At the time, Ms Sturgeon said she rejected the claim "100%", while the French consul-general in Edinburgh, Pierre-Alain Coffinier, also said the memo was not accurate and that Ms Sturgeon had not expressed any preference for a prime minister.

The leak inquiry, which was ordered by the Cabinet Secretary Sir Jeremy Heywood, concluded that Mr Roddin's official mobile phone was used to call the Telegraph journalist and that Mr Carmichael "could and should have stopped the sharing of the memo".

Mr Carmichael has admitted that he should not have let Mr Roddin leak the memo.

Mr Carmichael, who is now the only Liberal Democrat MP in Scotland, has written to Ms Sturgeon and Ms Bermann to apologise - describing the leak as a "breach of protocol".

He said that, had he still been a government minister, he would have "considered this to be a matter that required my resignation".

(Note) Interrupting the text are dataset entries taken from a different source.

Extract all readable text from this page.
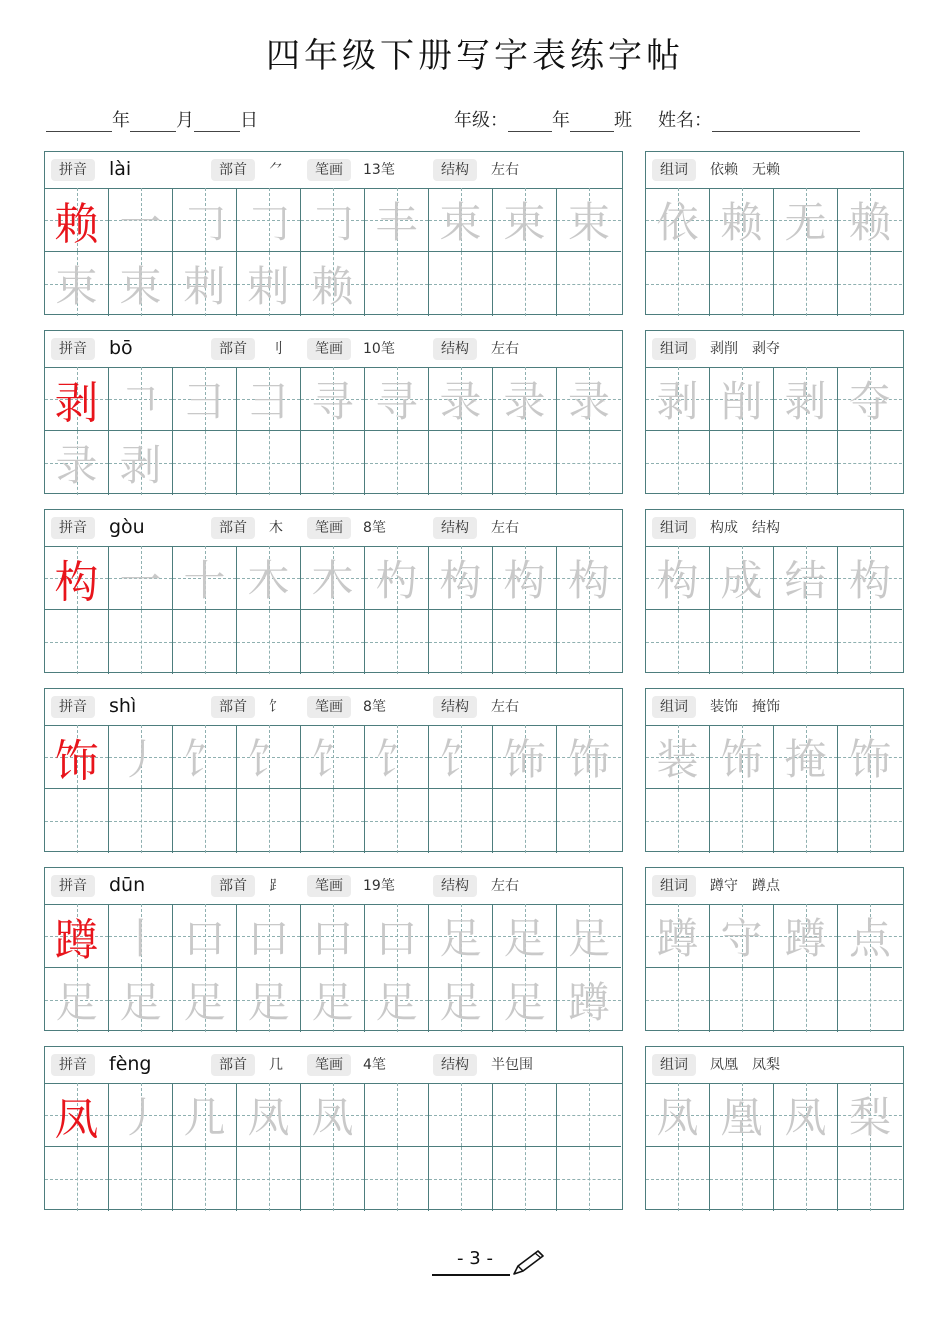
四年级下册写字表练字帖
年	月	日	年级： 年 班 姓名：
拼音	lài	部首	⺈	笔画	13笔	结构	左右
赖 一 𠃌 𠃌 𠃌 丰 束 束 束
束 束 剌 剌 赖
组词	依赖　无赖
依 赖 无 赖
拼音	bō	部首	刂	笔画	10笔	结构	左右
剥 𠃍 彐 彐 寻 寻 录 录 录
录 剥
组词	剥削　剥夺
剥 削 剥 夺
拼音	gòu	部首	木	笔画	8笔	结构	左右
构 一 十 木 木 杓 构 构 构
组词	构成　结构
构 成 结 构
拼音	shì	部首	饣	笔画	8笔	结构	左右
饰 丿 饣 饣 饣 饣 饣 饰 饰
组词	装饰　掩饰
装 饰 掩 饰
拼音	dūn	部首	⻊	笔画	19笔	结构	左右
蹲 丨 口 口 口 口 足 足 足
足 足 足 足 足 足 足 足 蹲
组词	蹲守　蹲点
蹲 守 蹲 点
拼音	fèng	部首	几	笔画	4笔	结构	半包围
凤 丿 几 凤 凤
组词	凤凰　凤梨
凤 凰 凤 梨
- 3 -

But he told BBC Shetland that the affair does not affect his work as an MP.

Mr Carmichael held his seat at the election after finishing just 817 votes ahead of the SNP. He had been defending a majority of 9,928.

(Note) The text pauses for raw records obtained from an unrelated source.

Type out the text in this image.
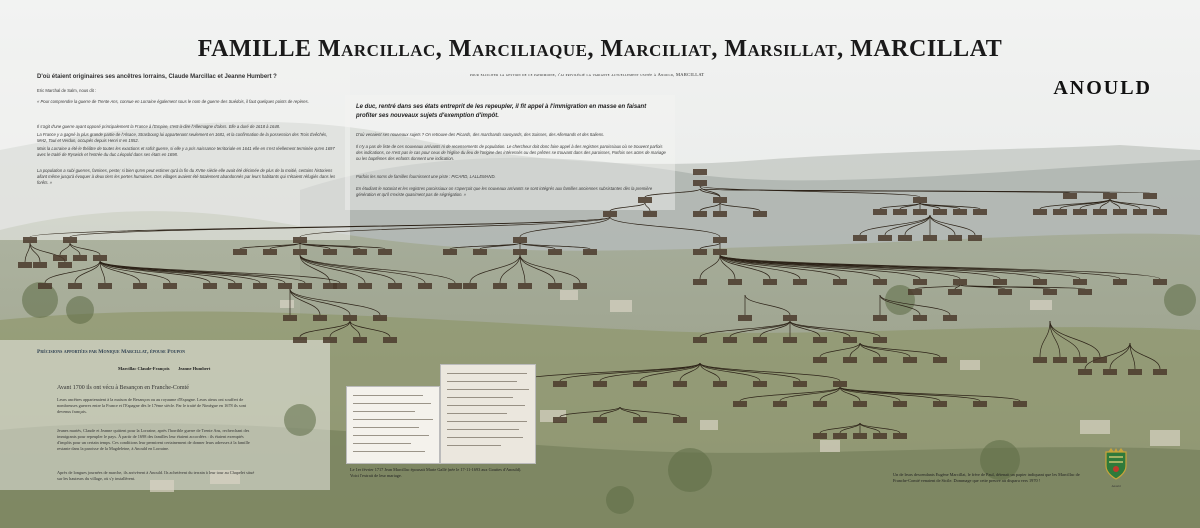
FAMILLE Marcillac, Marciliaque, Marciliat, Marsillat, MARCILLAT
ANOULD
pour faciliter la gestion de ce patrimoine, j'ai privilégié la variante actuellement usitée à Anould, MARCILLAT
D'où étaient originaires ses ancêtres lorrains, Claude Marcillac et Jeanne Humbert ?
Eric Marchal de Salm, nous dit :
« Pour comprendre la guerre de Trente Ans, connue en Lorraine également sous le nom de guerre des Suédois, il faut quelques points de repères.
Il s'agit d'une guerre ayant opposé principalement la France à l'Empire, c'est-à-dire l'Allemagne d'alors. Elle a duré de 1618 à 1648.
La France y a gagné la plus grande partie de l'Alsace, Strasbourg lui appartenant seulement en 1681, et la confirmation de la possession des Trois Évêchés, Metz, Toul et Verdun, occupés depuis Henri II en 1552.
Mais la Lorraine a été le théâtre de toutes les exactions et sofrit guerre, si elle y a pris naissance territoriale en 1641 elle en s'est réellement terminée qu'en 1697 avec le traité de Ryswick et l'entrée du duc Léopold dans ses états en 1698.
La population a subi guerres, famines, peste; si bien qu'en peut estimer qu'à la fin du XVIIe siècle elle avait été décimée de plus de la moitié, certains historiens allant même jusqu'à évoquer à deux tiers les pertes humaines. Des villages avaient été totalement abandonnés par leurs habitants qui s'étaient réfugiés dans les forêts. »
Le duc, rentré dans ses états entreprit de les repeupler, il fit appel à l'immigration en masse en faisant profiter ses nouveaux sujets d'exemption d'impôt.
D'où venaient ses nouveaux sujets ? On retrouve des Picards, des marchands savoyards, des Suisses, des Allemands et des Italiens.
Il n'y a pas de liste de ces nouveaux arrivants ni de recensements de population. Le chercheur doit donc faire appel à des registres paroissiaux où se trouvent parfois des indications, ce n'est pas le cas pour ceux de l'église du lieu de l'origine des intéressés ou des prêtres se trouvant dans des paroisses, Parfois ses actes de mariage ou les baptêmes des enfants donnent une indication.
Parfois les noms de familles fournissent une piste : PICARD, LALLEMAND.
En étudiant le notariat et les registres paroissiaux on s'aperçoit que les nouveaux arrivants se sont intégrés aux familles anciennes subsistantes dès la première génération et qu'il n'existe quasiment pas de ségrégation. »
Précisions apportées par Monique Marcillat, épouse Poupon
Marcillac Claude-François Jeanne Humbert
Avant 1700 ils ont vécu à Besançon en Franche-Comté
Leurs ancêtres appartenaient à la maison de Besançon ou au royaume d'Espagne. Leurs aïeux ont souffert de nombreuses guerres entre la France et l'Espagne dès le 17ème siècle. Par le traité de Nimègue en 1678 ils sont devenus français.
Jeunes mariés, Claude et Jeanne quittent pour la Lorraine, après l'horrible guerre de Trente Ans, recherchant des immigrants pour repeupler le pays. À partir de 1698 des familles leur étaient accordées : ils étaient exemptés d'impôts pour un certain temps. Ces conditions leur permirent certainement de donner leurs adresses à la famille restante dans la paroisse de la Magdeleine, à Anould en Lorraine.
Après de longues journées de marche, ils arrivèrent à Anould. Ils achetèrent du terrain à leur tour au Chapelet situé sur les hauteurs du village, où s'y installèrent.
Le 1er février 1717 Jean Marcillac épousait Marie Gallé (née le 17-11-1693 aux Gouttes d'Anould). Voici l'extrait de leur mariage.	Un de leurs descendants Eugène Marcillat, le frère de Paul, détenait un papier indiquant que les Marcillac de Franche-Comté venaient de Sicile. Dommage que cette preuve ait disparu vers 1970 !
Anould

Ms Sturgeon said she accepted Mr Carmichael's apology. The French embassy said it would not be commenting on the matter.

'Lost in translation'

Neither Mr Carmichael nor Mr Roddin will take their severance payments as cabinet minister and special adviser. Generally, a lump sum, equivalent to three months of annual ministerial salary, is payable when a minister ceases to hold office.

The Cabinet Office report said the civil servant who wrote the memo believed it to have been an accurate record of the conversation that took place between him and the French Consul-General, but pointed out that he had already highlighted that it could have been "lost in translation".

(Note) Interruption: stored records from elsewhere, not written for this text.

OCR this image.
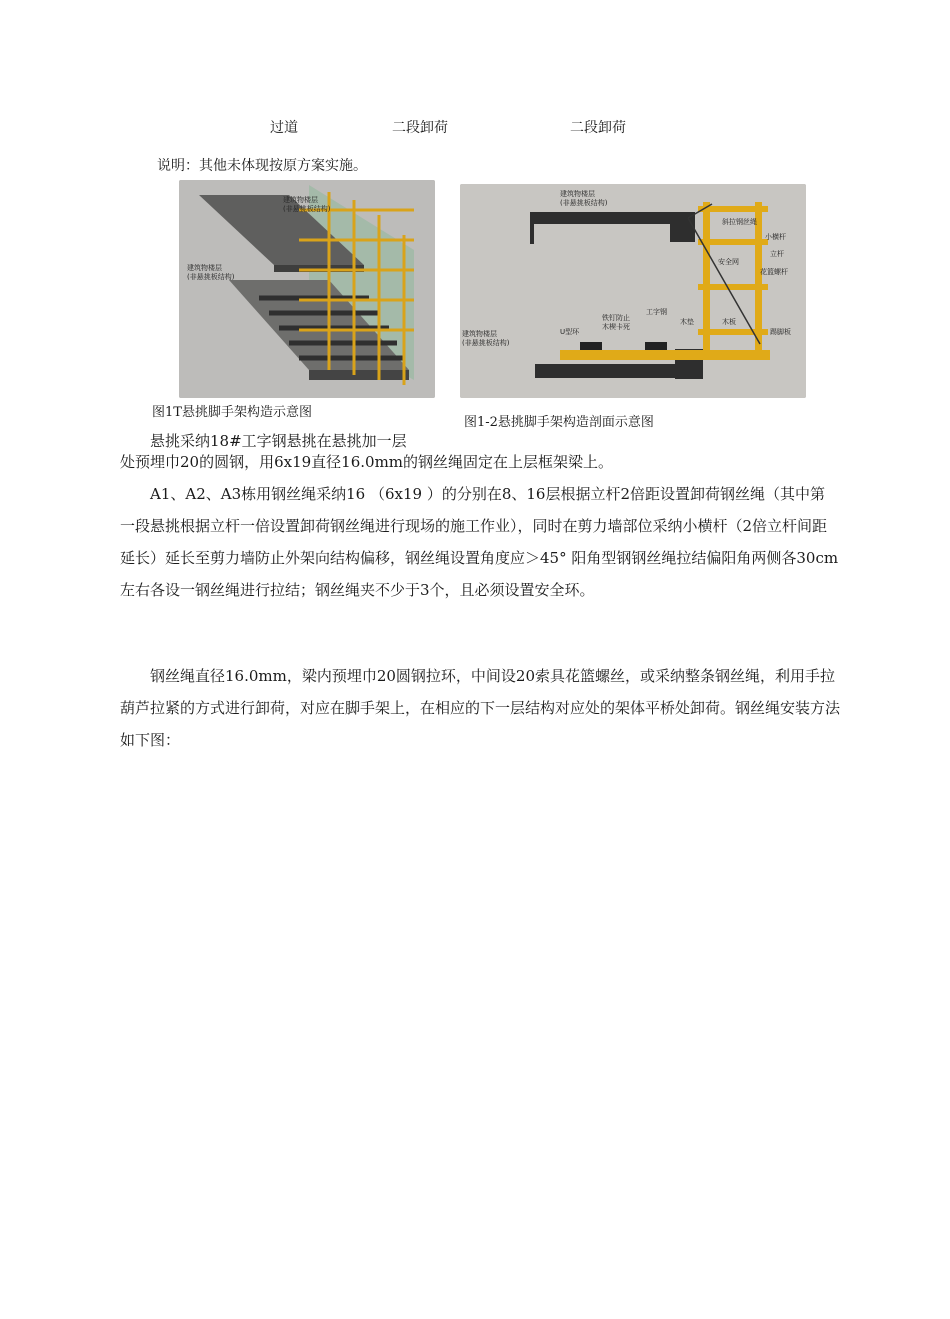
过道	二段卸荷	二段卸荷
说明：其他未体现按原方案实施。
建筑物楼层
(非悬挑板结构)
建筑物楼层
(非悬挑板结构)
建筑物楼层
(非悬挑板结构)
斜拉钢丝绳
小横杆
立杆
安全网
花篮螺杆
建筑物楼层
(非悬挑板结构)
U型环
铁钉防止
木楔卡死
工字钢
木垫	木板
踢脚板
图1T悬挑脚手架构造示意图
图1-2悬挑脚手架构造剖面示意图
悬挑采纳18#工字钢悬挑在悬挑加一层
处预埋巾20的圆钢，用6x19直径16.0mm的钢丝绳固定在上层框架梁上。
A1、A2、A3栋用钢丝绳采纳16 （6x19 ）的分别在8、16层根据立杆2倍距设置卸荷钢丝绳（其中第一段悬挑根据立杆一倍设置卸荷钢丝绳进行现场的施工作业），同时在剪力墙部位采纳小横杆（2倍立杆间距延长）延长至剪力墙防止外架向结构偏移，钢丝绳设置角度应＞45° 阳角型钢钢丝绳拉结偏阳角两侧各30cm左右各设一钢丝绳进行拉结；钢丝绳夹不少于3个，且必须设置安全环。
钢丝绳直径16.0mm，梁内预埋巾20圆钢拉环，中间设20索具花篮螺丝，或采纳整条钢丝绳，利用手拉葫芦拉紧的方式进行卸荷，对应在脚手架上，在相应的下一层结构对应处的架体平桥处卸荷。钢丝绳安装方法如下图：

The Cabinet Secretary Sir Jeremy Haywood concluded that there was no reason to doubt that the civil servant recorded accurately what he thought he had heard.

The report said: "Senior officials who have worked with him say that he is reliable and has no history of inaccurate reporting, impropriety or security lapses.

"The Cabinet Secretary has concluded that there is no reason to doubt that he recorded accurately what he thought he had heard. There is no evidence of any political motivation or 'dirty tricks'."